Can you tell us more about your typical training environment and the current focus of your programme?
It’s very solitary. Endurance running by its nature is quite a solo pursuit within an individual sport, and since I started working with my current coach I’ve been training mostly alone on the track.
I find that hard, but on the positive side there’s nowhere to hide and you have to do the work yourself, which is also a big part of finding the psychological toughness to compete at any level, when you’re out there on your own. I mostly train at Mile End track and on roads and parks in London.
I’ve started incorporating hurdles into my track reps now, and I definitely feel that competition time is getting closer, despite there being three months to go.
You took part in your first ever warm weather training camp with Athletics NI in December 2016 and returned to continue training in January. What advice would you have for athletes going warm weather training for the first time?
Don’t assume the routines you have will all just fit into warmer weather immediately. I started my first track session at my usual time, the day after an early start for a long flight, and I fell apart a bit – my heart rate went over 200 so I cut the session short.
Leave yourself time to recover from the journey, get used to the heat (in my case that meant training earlier in the morning) and definitely drink more water. Also, try and get familiar with the new environment in terms of sleeping and where you can eat and get things like snacks and water, as the tap water might not be drinkable.

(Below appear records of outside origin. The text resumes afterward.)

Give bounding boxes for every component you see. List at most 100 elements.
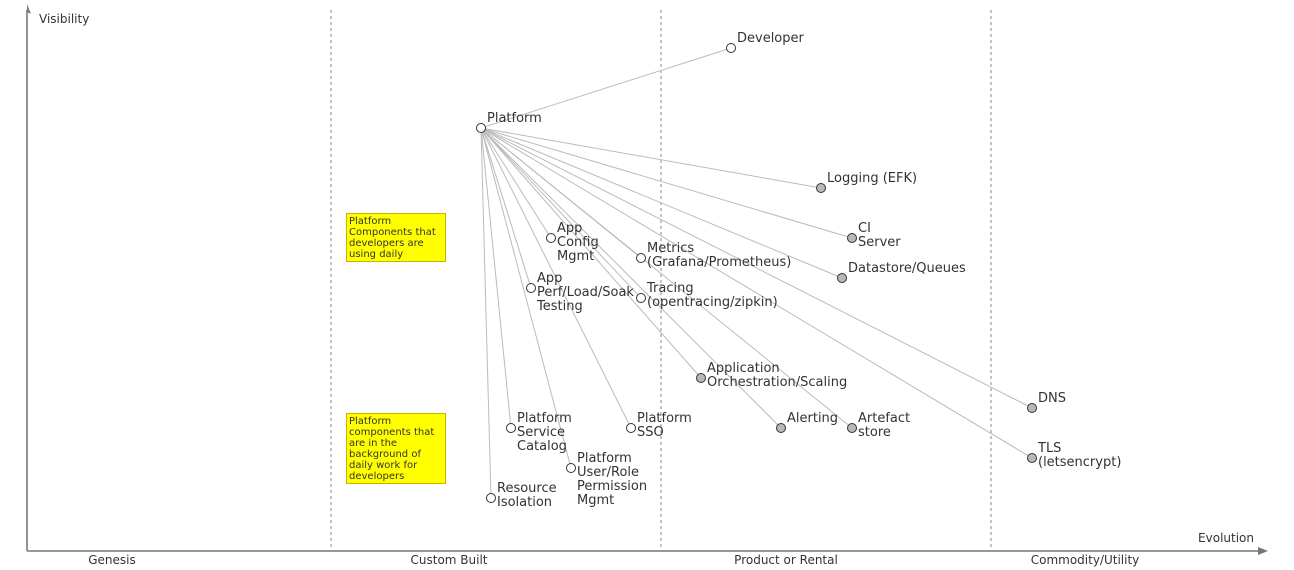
component-label: Logging (EFK)	[827, 171, 917, 186]
component-label-line: DNS	[1038, 391, 1066, 406]
component-label-line: Catalog	[517, 439, 567, 454]
component-label-line: Metrics	[647, 241, 694, 256]
stage-label: Product or Rental	[734, 553, 838, 567]
component-label-line: Platform	[487, 111, 542, 126]
component-tls[interactable]: TLS (letsencrypt)	[1027, 441, 1122, 470]
component-label-line: Datastore/Queues	[848, 261, 966, 276]
component-label-line: Application	[707, 361, 780, 376]
component-tracing[interactable]: Tracing (opentracing/zipkin)	[636, 281, 778, 310]
component-label: Alerting	[787, 411, 838, 426]
component-marker[interactable]	[1027, 453, 1037, 463]
stage-labels: Genesis Custom Built Product or Rental Comm…	[88, 553, 1139, 567]
component-marker[interactable]	[476, 123, 486, 133]
link-platform-alerting	[480, 127, 782, 429]
component-label-line: Developer	[737, 31, 805, 46]
component-label: DNS	[1038, 391, 1066, 406]
map-axes	[26, 4, 1268, 555]
component-label-line: User/Role	[577, 465, 639, 480]
component-ci[interactable]: CI Server	[847, 221, 902, 250]
component-datastore[interactable]: Datastore/Queues	[837, 261, 967, 283]
component-label: Application Orchestration/Scaling	[707, 361, 847, 390]
link-platform-user-role	[480, 127, 572, 469]
component-label-line: Isolation	[497, 495, 552, 510]
component-marker[interactable]	[566, 463, 576, 473]
link-developer-platform	[480, 47, 732, 129]
link-platform-resource-isolation	[480, 127, 492, 499]
component-label: Resource Isolation	[497, 481, 557, 510]
component-marker[interactable]	[486, 493, 496, 503]
component-label-line: (Grafana/Prometheus)	[647, 255, 791, 270]
stage-label: Genesis	[88, 553, 136, 567]
component-label-line: Resource	[497, 481, 557, 496]
x-axis-arrow	[1258, 547, 1268, 555]
component-marker[interactable]	[626, 423, 636, 433]
link-platform-tracing	[480, 127, 642, 299]
link-platform-datastore	[480, 127, 843, 279]
component-label-line: Service	[517, 425, 565, 440]
component-alerting[interactable]: Alerting	[776, 411, 839, 433]
component-developer[interactable]: Developer	[726, 31, 805, 53]
component-marker[interactable]	[546, 233, 556, 243]
component-label: Tracing (opentracing/zipkin)	[646, 281, 778, 310]
component-marker[interactable]	[636, 253, 646, 263]
component-label-line: App	[537, 271, 562, 286]
component-label-line: Mgmt	[577, 493, 614, 508]
component-user-role[interactable]: Platform User/Role Permission Mgmt	[566, 451, 648, 508]
component-label-line: Alerting	[787, 411, 838, 426]
component-marker[interactable]	[526, 283, 536, 293]
component-marker[interactable]	[506, 423, 516, 433]
component-marker[interactable]	[847, 233, 857, 243]
link-platform-service-catalog	[480, 127, 512, 429]
component-artefact[interactable]: Artefact store	[847, 411, 911, 440]
component-label-line: Artefact	[858, 411, 910, 426]
component-label-line: (letsencrypt)	[1038, 455, 1121, 470]
component-platform[interactable]: Platform	[476, 111, 542, 133]
component-label: Platform User/Role Permission Mgmt	[577, 451, 647, 508]
x-axis-label: Evolution	[1198, 531, 1254, 545]
component-label-line: Logging (EFK)	[827, 171, 917, 186]
component-marker[interactable]	[696, 373, 706, 383]
note-background-components: Platform components that are in the back…	[346, 413, 446, 484]
link-platform-tls	[480, 127, 1033, 459]
y-axis-label: Visibility	[39, 12, 89, 26]
note-daily-components: Platform Components that developers are …	[346, 213, 446, 262]
component-marker[interactable]	[776, 423, 786, 433]
component-label: Platform	[487, 111, 542, 126]
component-label-line: Tracing	[646, 281, 694, 296]
link-platform-app-perf	[480, 127, 532, 289]
component-label-line: Platform	[577, 451, 632, 466]
component-app-config[interactable]: App Config Mgmt	[546, 221, 599, 264]
component-label-line: Platform	[637, 411, 692, 426]
link-platform-logging	[480, 127, 822, 189]
component-orchestration[interactable]: Application Orchestration/Scaling	[696, 361, 848, 390]
component-marker[interactable]	[816, 183, 826, 193]
component-service-catalog[interactable]: Platform Service Catalog	[506, 411, 572, 454]
component-label-line: Platform	[517, 411, 572, 426]
component-marker[interactable]	[847, 423, 857, 433]
component-label: CI Server	[858, 221, 901, 250]
component-metrics[interactable]: Metrics (Grafana/Prometheus)	[636, 241, 792, 270]
link-platform-ci	[480, 127, 853, 239]
components: Developer Platform Logging (EFK) CI Server Da…	[476, 31, 1122, 510]
component-label: Platform SSO	[637, 411, 692, 440]
component-marker[interactable]	[837, 273, 847, 283]
component-label-line: SSO	[637, 425, 664, 440]
component-marker[interactable]	[726, 43, 736, 53]
component-label: Artefact store	[858, 411, 910, 440]
link-platform-artefact	[480, 127, 853, 429]
component-links	[480, 47, 1033, 499]
component-marker[interactable]	[636, 293, 646, 303]
component-marker[interactable]	[1027, 403, 1037, 413]
component-sso[interactable]: Platform SSO	[626, 411, 692, 440]
component-app-perf[interactable]: App Perf/Load/Soak Testing	[526, 271, 635, 314]
component-label-line: Testing	[536, 299, 583, 314]
component-label-line: store	[858, 425, 891, 440]
component-label-line: Mgmt	[557, 249, 594, 264]
component-logging[interactable]: Logging (EFK)	[816, 171, 918, 193]
component-label: App Config Mgmt	[557, 221, 599, 264]
component-dns[interactable]: DNS	[1027, 391, 1067, 413]
component-label: Platform Service Catalog	[517, 411, 572, 454]
component-resource-isolation[interactable]: Resource Isolation	[486, 481, 557, 510]
component-label-line: Perf/Load/Soak	[537, 285, 634, 300]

Athletics NI team staff have focused on performance behaviours and mindset ahead of our travel to holding camp in the Gold Coast? European Bronze medallist Ciara Maegan and Paralympic Champion Jason Smyth have shared their experience of major championships. Will you be taking on board any of the advice from them?
It was a privilege to be able to spend time with Ciara and Jason. Having them around on the camp was a big bonus, and it made me realise how important it is to stay grounded and not get carried away with your success. At the level they’re at, the basics are still the most important things, and there’s no shortcut to getting there.
Both Jason and Ciara talked about self-belief, and the importance of not getting distracted from your job as an athlete. Ultimately, you’ve been selected as an ambassador for your country and for your sport, and the strongest belief comes from knowing you’ve done yourself justice and not missed things in getting to the start line.
What are your goals for the Games?
Honestly, it’s my first international event and I want to go in feeling relaxed and not putting any extra pressure on myself. I know I’ve improved this season in so many areas, but there are always risks and unknowns in sport, and you can’t be complacent or take anything for granted.
If I can get to the start line in the best possible condition, knowing I’ve done my utmost to prepare as professionally as I can, I can be proud of whatever happens afterwards. Lots of people will have things to say about what you can achieve, what you should and what you can’t, but it’s critical not to lose sight of why you’re there in the first place.